Gardens are about more than just plants. Some people choose to grow very little in their gardens, using them more as an extra room for outdoor entertaining, but that does not mean that they are necessarily ignoring the impact their garden has on the environment.
Not all kinds of patios, fencing and garden furniture are created equal when it comes to the environment – some are definitely greener than others. But it is still early days in terms of how much information you can find on the environmental impact and sustainability of garden products. Work is being done by some ecological organizations to devise organic standards that can be applied in this area, but in the meantime the best advice is to question your local garden centre, do-it-yourself chain or manufacturer to find out where the product comes from, how it is produced and how much energy has been used in order for it to reach you. They might not have the answers readily available, but without public pressure they might never bother to find out.
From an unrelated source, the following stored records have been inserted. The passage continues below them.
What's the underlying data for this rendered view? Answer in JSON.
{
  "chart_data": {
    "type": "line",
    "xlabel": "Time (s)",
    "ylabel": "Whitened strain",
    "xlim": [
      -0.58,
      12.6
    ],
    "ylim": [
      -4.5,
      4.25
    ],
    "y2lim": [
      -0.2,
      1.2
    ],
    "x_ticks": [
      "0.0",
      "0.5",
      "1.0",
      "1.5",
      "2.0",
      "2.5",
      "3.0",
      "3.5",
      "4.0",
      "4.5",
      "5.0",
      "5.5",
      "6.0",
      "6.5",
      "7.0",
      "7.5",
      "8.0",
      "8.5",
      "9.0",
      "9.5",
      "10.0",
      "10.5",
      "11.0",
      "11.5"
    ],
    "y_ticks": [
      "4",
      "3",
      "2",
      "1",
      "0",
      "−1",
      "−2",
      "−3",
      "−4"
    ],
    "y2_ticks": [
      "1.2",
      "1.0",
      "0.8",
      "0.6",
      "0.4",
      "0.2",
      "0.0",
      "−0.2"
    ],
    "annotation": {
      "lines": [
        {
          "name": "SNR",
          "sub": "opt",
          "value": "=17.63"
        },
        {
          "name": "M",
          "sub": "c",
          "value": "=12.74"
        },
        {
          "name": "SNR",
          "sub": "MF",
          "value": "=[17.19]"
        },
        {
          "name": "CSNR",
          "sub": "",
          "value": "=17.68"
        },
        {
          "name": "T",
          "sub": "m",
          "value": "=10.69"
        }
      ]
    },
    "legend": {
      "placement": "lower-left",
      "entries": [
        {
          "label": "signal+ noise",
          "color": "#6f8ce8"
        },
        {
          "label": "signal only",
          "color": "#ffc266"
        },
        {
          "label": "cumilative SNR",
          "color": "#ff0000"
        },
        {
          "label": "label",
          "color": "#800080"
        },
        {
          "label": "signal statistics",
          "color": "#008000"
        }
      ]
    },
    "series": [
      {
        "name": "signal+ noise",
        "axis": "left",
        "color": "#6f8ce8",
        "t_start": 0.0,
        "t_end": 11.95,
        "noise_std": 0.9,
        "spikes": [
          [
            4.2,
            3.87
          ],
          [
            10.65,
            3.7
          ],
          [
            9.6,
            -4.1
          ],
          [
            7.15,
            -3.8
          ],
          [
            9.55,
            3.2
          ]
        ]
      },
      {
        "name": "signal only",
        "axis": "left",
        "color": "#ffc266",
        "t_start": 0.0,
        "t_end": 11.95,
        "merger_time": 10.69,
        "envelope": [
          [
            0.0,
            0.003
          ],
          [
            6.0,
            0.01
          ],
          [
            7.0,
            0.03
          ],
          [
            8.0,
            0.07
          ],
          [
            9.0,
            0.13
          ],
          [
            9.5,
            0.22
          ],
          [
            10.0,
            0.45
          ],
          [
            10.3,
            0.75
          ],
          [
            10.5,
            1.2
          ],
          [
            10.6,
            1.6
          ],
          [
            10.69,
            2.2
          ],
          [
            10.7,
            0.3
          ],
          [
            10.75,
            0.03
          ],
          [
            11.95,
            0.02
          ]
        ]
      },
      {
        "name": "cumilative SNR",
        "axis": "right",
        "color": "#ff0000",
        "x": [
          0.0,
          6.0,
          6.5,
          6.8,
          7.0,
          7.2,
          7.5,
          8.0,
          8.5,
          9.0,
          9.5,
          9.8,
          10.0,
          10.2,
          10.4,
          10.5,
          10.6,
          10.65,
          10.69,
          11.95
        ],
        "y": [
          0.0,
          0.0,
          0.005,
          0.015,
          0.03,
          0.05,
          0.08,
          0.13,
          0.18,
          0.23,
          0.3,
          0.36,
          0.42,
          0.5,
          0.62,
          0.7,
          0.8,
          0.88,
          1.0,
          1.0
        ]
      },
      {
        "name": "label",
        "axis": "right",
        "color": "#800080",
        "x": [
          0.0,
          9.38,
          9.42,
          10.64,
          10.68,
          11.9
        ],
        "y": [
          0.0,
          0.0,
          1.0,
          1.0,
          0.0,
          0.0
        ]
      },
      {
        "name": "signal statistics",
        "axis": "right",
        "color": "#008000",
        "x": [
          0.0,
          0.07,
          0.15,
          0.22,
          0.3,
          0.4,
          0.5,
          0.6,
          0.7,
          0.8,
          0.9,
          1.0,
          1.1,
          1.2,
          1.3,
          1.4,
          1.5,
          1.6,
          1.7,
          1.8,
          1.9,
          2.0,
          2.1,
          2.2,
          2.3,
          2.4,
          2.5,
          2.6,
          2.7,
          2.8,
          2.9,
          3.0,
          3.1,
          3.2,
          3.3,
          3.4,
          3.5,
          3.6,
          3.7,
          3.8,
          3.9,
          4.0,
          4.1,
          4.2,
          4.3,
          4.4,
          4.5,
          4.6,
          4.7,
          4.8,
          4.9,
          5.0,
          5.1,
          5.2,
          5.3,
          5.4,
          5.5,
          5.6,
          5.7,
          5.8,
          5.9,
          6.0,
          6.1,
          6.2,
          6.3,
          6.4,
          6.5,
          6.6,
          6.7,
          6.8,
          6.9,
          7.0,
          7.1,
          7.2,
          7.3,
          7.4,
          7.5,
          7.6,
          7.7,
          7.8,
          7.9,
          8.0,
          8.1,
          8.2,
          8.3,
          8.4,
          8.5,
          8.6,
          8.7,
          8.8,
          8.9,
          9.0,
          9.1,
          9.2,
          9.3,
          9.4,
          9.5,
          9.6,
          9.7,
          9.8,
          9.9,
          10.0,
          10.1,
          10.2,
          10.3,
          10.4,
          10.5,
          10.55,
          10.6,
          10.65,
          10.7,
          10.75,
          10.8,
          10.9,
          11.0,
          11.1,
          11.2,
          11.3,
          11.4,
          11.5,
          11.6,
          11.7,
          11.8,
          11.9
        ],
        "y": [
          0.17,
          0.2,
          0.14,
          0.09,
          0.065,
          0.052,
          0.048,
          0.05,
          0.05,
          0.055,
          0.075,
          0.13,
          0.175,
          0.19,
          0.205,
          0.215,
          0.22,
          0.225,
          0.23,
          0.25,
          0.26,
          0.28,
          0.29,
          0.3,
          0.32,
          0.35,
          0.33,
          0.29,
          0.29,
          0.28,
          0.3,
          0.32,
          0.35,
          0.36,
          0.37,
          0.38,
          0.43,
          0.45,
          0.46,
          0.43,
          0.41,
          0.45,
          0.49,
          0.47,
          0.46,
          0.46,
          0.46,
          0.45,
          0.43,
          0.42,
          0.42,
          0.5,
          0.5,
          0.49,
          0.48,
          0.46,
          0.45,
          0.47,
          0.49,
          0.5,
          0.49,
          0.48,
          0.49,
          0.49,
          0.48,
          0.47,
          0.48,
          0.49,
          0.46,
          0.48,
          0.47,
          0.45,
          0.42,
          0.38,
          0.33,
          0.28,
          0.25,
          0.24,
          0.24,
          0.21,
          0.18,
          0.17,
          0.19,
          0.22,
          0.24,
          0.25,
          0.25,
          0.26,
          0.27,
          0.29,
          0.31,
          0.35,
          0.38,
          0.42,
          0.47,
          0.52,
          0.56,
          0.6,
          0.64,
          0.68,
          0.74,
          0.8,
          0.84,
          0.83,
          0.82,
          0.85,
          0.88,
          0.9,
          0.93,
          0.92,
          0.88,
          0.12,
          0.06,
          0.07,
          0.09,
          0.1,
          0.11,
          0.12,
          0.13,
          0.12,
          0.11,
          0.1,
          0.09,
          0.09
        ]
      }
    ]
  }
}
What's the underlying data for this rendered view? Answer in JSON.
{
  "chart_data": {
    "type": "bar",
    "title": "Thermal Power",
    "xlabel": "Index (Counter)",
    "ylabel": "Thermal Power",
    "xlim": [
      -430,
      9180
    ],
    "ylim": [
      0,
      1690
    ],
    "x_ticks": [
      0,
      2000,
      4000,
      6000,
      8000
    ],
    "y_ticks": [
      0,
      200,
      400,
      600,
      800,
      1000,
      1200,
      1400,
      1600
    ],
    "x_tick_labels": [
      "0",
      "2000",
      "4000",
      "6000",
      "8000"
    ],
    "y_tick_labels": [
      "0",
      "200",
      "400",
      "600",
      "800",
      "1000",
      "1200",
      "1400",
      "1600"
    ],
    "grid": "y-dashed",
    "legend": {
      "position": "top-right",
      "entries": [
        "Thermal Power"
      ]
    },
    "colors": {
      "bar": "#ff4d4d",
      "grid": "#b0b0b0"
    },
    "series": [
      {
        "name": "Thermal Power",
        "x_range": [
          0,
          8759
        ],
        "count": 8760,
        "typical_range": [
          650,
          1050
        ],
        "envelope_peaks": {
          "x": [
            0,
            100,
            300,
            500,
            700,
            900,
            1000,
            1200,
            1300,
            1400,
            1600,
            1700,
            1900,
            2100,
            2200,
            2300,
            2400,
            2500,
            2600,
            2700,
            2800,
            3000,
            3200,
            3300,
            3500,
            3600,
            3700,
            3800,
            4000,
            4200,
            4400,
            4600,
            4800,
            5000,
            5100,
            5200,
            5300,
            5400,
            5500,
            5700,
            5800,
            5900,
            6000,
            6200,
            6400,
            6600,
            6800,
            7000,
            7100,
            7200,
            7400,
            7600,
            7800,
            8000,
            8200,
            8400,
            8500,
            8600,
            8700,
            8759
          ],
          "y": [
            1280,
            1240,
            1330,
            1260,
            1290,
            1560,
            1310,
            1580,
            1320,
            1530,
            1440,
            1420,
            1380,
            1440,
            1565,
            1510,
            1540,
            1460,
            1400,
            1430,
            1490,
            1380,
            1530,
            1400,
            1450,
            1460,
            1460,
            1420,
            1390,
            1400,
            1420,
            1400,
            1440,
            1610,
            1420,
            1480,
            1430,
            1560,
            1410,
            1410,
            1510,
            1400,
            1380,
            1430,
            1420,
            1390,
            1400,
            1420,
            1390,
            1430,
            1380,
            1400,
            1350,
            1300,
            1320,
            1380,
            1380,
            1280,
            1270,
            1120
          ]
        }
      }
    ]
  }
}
There is life beyond a lawn, and it used to be crazy paving, but these days people are opting for more natural-looking patio surfaces in their gardens than concrete. Avoiding concrete is a very good idea – it blocks natural drainage, absorbs heat and smothers all living things on which it is poured. But even with alternative surfaces there are still some important points to consider.
Decking was the garden design hit of the 1990s, but just because it is wooden does not mean it is necessarily green. The wood could be from poorly managed forests or have been treated with toxic chemicals, so get as much information as possible before you buy. Instead of buying new, you could try using reclaimed wood to give a unique look to your patio. Old railway sleepers are also useful for bed edging.
You can also buy second-hand for your patio if you use bricks or paving – reclaimed bricks and paving are available from some builder’s merchants. If you are buying new paving stones, look for local stone to save on the polluting cost of transportation.
Whatever your choice of surface, remember the principles of green gardening and learn to live with a few ‘imperfections’, such as moss. Do not use chemicals to blitz all plant life growing between the cracks in your paving. If things are really getting out of control, try the traditional tried-and-tested method of weeding by hand.